History of Blackwater National Wildlife Refuge

Blackwater National Wildlife Refuge (NWR) was established in 1933 as a refuge for migratory birds and is fed by the Blackwater River and the Little Blackwater River. The name "blackwater" comes from the tea-colored waters of the local rivers, which are darkened by the tannin that is picked up as the water drains through peat soil in the marshes.

In addition to a wealth of wetlands, Blackwater is also home to over 250 bird species as well as three species that have spent time on the Endangered Species List but are now recovered: the Delmarva fox squirrel, the peregrine falcon, and the American bald eagle.

Before becoming a refuge, the local land was once managed as a fur farm, and muskrat and nutria (a non-native species introduced from South America) have been trapped at the Refuge. Just recently, nutria was deliberately eliminated from the Refuge property due to its destructive overeating of the wetlands' plants. In addition to trapping, the land at Blackwater also shows signs of past timbering and farming.

Other forms of human history have also played an important role in the region where Blackwater NWR resides. Nause and Waiwash were the names of two Nanticoke Indian ancestral villages that were based in Dorchester County, Maryland—the home of Blackwater NWR. The Nause-Waiwash Indian tribe now consists of over 250 descendants of the original Nanticoke Indians from the Eastern Shore of Maryland. The tribe has restored their Longhouse at the corner of Maple Dam Road and Greenbriar Road, half a mile from the Refuge, which is adjacent to Fishing Bay Wildlife Management Area. In Fishing Bay are Guinea and Chance islands, the ancestral home of the Nause-Waiwash Indian tribe who still make annual visits there.

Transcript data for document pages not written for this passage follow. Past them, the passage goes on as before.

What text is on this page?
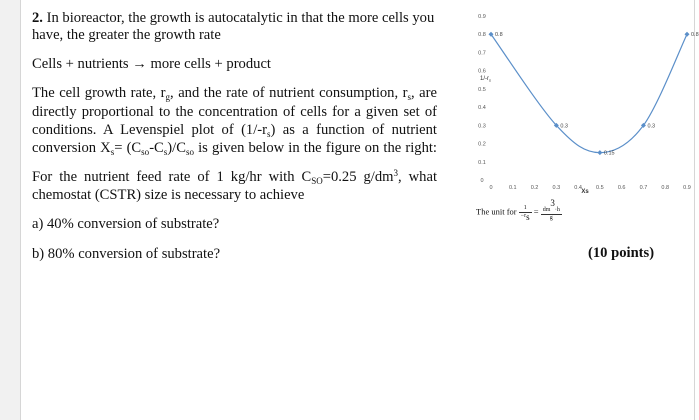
2. In bioreactor, the growth is autocatalytic in that the more cells you
have, the greater the growth rate
Cells + nutrients → more cells + product
The cell growth rate, $r_g$, and the rate of nutrient consumption, $r_s$, are
directly proportional to the concentration of cells for a given set of
conditions. A Levenspiel plot of $(1/-r_s)$ as a function of nutrient
conversion $X_s= (C_{so}-C_s)/C_{so}$ is given below in the figure on the right:
For the nutrient feed rate of 1 kg/hr with $C_{SO}=0.25$ $g/dm^3$, what
chemostat (CSTR) size is necessary to achieve
a) 40% conversion of substrate?
b) 80% conversion of substrate?	(10 points)
0
0.1
0.2
0.3
0.4
0.5
0.6
0.7
0.8
0.9
0	0.1	0.2	0.3	0.4	0.5	0.6	0.7	0.8	0.9
Xs
$1/-r_s$
0.8
0.3
0.15
0.3
0.8
The unit for $\frac{1}{-r_s} = \frac{dm^3\cdot h}{g}$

Also, the region is steeped in Civil War and civil rights history. Blackwater NWR is believed to be a former hiding place for escaped slaves who were traveling on the Underground Railroad. Blackwater NWR is now within the Harriet Tubman Underground Railroad National Monument. Tubman spent her childhood as a slave working on farms that abut or are included within the boundary of the Refuge. As a young adult she worked as a timber laborer on the north side of the Blackwater River and checked muskrat traps along the Little Blackwater River.